Time for a hands-off policy in dealing with sex workers
The Ministry of Magic shouldn't have to deal with masturbation, which is a touchy but not really pressing issue. Well, not pressing for the people but it is for our sex workers. They are rising up over the police rule that undercover officers can receive free masturbation while exposing illegal prostitution. Rights group for sex workers Zi Teng says there's no need for the firm rule that lets officers go through the entire process free before revealing their identity. In all 15 cases the group documented in the first three months of this year officers revealed their identities only after the job was completed. Zi Teng says it's time the police softened this hard rule so that the masturbation can be stopped once it has clearly started. We agree. Our sex workers already have their hands full dealing with clients who abuse them, rob them, or run away without paying.
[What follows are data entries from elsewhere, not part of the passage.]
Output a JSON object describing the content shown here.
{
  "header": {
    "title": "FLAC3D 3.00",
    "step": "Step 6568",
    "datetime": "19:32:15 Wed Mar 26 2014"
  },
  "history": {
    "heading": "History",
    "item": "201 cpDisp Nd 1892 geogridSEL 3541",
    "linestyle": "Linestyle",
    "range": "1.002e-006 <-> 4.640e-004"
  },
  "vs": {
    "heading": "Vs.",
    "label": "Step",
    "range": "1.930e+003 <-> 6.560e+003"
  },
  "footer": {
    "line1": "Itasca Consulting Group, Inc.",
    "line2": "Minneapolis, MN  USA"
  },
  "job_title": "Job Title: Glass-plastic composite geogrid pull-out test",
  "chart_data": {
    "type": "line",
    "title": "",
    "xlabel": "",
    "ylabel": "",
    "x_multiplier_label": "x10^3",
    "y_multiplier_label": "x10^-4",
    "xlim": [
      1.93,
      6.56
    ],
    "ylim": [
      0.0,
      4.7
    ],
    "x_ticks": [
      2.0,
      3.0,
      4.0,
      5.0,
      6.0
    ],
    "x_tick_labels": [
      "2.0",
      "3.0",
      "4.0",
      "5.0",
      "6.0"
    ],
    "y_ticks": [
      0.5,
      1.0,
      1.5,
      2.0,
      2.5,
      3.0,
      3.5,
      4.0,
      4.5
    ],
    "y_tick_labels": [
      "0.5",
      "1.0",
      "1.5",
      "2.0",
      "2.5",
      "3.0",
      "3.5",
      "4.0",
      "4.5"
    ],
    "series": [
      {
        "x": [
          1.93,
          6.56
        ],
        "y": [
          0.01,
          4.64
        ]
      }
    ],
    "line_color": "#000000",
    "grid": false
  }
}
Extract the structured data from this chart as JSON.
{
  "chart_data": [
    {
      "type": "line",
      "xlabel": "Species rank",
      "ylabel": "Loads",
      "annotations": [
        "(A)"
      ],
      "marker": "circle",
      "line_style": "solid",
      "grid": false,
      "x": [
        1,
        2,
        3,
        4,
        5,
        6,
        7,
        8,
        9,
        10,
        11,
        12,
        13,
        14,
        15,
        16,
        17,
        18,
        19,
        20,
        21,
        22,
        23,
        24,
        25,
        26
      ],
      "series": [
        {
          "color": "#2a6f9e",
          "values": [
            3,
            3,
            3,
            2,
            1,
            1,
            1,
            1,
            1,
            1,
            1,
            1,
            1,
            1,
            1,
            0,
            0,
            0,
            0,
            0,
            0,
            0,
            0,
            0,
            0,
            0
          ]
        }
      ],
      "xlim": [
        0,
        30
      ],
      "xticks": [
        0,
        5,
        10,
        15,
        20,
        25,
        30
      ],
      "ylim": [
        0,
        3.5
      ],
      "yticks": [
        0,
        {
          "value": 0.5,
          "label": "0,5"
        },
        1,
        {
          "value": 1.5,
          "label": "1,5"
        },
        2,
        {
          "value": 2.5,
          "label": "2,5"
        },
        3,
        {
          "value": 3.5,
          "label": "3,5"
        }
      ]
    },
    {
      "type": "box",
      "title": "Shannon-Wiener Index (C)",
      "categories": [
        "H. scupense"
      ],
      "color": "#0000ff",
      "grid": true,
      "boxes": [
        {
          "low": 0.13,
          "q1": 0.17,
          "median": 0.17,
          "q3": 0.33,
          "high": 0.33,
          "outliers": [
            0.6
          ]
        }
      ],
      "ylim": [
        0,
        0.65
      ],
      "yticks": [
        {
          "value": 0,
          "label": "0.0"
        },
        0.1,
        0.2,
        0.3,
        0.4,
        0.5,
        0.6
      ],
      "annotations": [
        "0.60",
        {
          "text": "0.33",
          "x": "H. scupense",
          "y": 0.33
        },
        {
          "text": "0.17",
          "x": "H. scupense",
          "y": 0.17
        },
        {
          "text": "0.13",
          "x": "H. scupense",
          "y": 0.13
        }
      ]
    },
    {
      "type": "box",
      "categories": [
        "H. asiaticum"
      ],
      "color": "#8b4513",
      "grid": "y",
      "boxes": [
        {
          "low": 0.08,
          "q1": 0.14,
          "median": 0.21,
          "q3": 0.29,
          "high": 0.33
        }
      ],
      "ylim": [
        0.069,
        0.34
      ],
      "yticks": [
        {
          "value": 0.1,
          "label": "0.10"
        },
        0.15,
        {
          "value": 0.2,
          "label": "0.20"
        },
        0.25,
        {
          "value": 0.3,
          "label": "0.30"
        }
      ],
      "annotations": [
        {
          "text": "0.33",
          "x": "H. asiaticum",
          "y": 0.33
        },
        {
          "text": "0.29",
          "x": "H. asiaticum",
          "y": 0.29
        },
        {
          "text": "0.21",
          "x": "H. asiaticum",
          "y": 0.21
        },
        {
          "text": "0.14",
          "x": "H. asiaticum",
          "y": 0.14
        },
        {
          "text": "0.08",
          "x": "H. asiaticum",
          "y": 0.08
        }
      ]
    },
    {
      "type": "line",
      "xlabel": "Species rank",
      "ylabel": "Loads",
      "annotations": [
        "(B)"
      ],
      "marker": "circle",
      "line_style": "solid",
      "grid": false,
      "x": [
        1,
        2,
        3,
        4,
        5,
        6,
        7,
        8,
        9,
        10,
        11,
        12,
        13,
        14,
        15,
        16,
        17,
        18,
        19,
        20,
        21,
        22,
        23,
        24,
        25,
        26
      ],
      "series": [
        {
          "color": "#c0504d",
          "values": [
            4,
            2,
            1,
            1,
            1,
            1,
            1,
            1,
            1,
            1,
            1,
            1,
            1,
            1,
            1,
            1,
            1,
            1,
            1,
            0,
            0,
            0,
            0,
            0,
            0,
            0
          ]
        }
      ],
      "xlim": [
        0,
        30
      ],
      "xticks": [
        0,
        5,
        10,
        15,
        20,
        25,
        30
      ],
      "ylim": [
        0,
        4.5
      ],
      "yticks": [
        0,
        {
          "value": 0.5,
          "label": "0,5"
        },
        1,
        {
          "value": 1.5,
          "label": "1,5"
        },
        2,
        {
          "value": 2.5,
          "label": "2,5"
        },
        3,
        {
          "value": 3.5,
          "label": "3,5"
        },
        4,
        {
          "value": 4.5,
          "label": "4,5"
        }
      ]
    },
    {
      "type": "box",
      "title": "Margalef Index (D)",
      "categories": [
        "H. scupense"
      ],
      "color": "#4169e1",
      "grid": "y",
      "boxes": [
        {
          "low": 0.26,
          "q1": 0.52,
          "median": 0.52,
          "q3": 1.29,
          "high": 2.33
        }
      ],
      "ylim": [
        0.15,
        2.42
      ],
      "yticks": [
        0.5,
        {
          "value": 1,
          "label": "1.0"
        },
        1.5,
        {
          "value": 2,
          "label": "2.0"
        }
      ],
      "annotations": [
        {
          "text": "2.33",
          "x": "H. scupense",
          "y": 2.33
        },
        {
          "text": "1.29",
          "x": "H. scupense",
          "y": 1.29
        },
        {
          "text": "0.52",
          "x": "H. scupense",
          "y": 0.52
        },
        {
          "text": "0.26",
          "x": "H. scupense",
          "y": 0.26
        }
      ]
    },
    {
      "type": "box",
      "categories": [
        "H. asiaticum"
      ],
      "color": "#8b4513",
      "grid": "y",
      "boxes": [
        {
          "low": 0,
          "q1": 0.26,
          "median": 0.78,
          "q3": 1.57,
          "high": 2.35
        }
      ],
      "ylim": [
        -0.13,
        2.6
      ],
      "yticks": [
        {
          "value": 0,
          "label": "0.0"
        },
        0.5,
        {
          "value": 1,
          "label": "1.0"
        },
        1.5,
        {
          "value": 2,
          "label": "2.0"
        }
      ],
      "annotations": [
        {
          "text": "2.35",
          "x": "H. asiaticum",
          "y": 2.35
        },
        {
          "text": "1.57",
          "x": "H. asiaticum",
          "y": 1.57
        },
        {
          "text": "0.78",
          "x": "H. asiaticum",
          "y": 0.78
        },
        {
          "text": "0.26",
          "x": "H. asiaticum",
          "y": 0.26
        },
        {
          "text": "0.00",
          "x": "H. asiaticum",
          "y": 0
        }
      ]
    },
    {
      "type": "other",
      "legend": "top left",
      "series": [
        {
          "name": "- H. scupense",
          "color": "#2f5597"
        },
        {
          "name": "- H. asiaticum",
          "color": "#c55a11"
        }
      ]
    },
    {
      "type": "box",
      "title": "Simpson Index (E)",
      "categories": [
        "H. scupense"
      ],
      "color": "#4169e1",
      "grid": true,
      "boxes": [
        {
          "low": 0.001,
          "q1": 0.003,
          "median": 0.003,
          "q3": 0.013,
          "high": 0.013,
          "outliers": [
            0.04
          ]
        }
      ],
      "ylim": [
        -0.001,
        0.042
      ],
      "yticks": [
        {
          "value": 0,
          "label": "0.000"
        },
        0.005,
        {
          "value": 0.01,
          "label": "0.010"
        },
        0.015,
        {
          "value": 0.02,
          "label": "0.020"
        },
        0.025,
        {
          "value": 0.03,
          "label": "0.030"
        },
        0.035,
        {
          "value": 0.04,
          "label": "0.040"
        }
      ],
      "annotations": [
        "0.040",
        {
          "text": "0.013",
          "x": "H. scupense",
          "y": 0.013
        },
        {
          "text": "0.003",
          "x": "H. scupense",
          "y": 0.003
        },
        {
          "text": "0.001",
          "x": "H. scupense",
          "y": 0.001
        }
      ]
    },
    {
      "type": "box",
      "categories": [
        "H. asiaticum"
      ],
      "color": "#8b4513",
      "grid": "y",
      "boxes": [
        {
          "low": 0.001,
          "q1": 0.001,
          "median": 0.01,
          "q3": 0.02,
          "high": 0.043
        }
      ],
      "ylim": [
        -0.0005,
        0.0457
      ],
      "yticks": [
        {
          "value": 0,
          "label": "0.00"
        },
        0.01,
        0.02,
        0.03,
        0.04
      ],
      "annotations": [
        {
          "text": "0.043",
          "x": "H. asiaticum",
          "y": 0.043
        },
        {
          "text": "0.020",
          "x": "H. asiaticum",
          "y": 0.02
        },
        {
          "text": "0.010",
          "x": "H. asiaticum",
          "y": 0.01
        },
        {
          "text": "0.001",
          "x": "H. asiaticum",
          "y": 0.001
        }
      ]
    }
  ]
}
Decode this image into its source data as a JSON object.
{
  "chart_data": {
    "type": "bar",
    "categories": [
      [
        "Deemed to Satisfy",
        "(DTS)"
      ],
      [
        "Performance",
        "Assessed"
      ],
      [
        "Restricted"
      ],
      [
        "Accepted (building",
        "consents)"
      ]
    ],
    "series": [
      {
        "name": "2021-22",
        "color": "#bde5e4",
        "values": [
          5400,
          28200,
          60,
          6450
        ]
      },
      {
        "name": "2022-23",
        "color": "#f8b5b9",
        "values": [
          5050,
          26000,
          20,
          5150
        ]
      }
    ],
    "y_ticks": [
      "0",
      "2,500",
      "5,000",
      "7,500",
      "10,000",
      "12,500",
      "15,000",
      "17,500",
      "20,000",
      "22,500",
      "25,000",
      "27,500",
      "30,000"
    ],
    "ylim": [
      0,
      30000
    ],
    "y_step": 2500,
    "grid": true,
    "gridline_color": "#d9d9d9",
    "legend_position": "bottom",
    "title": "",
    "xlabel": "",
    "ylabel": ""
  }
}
Get real - no one works with 'one heart' in politics
Please say it ain't so but it looks like our incoming administration plans to take up residence in La-la Land. That's the next-door planet to Cloud Cuckoo Land, where our current administration has resided all these years. C.Y. Leung's chief of staff, Fanny Law Fan Chiu-fun, says the outgoing and incoming administrations have a duty to work 'with one heart' to facilitate Leung's ministerial shake-up. Leung himself said after meeting pan-democrats that everyone must work with one heart. That's La-la Land talk. There's no such thing as working 'with one heart' in politics. Donald Tsang Yam-kuen's administration has no duty to sell Leung's thinking. That's Leung's job. Fanny Law wants Tsang's cabinet to approve Leung's planned ministerial shake-up. What if Tsang's cabinet members don't like the shake-up? Is Law saying they should rubber-stamp it anyway? We suggest Tsang's cabinet only rubber stamps Leung's ministerial shake-up on one condition - that it creates a Ministry Against Rubber-Stamping.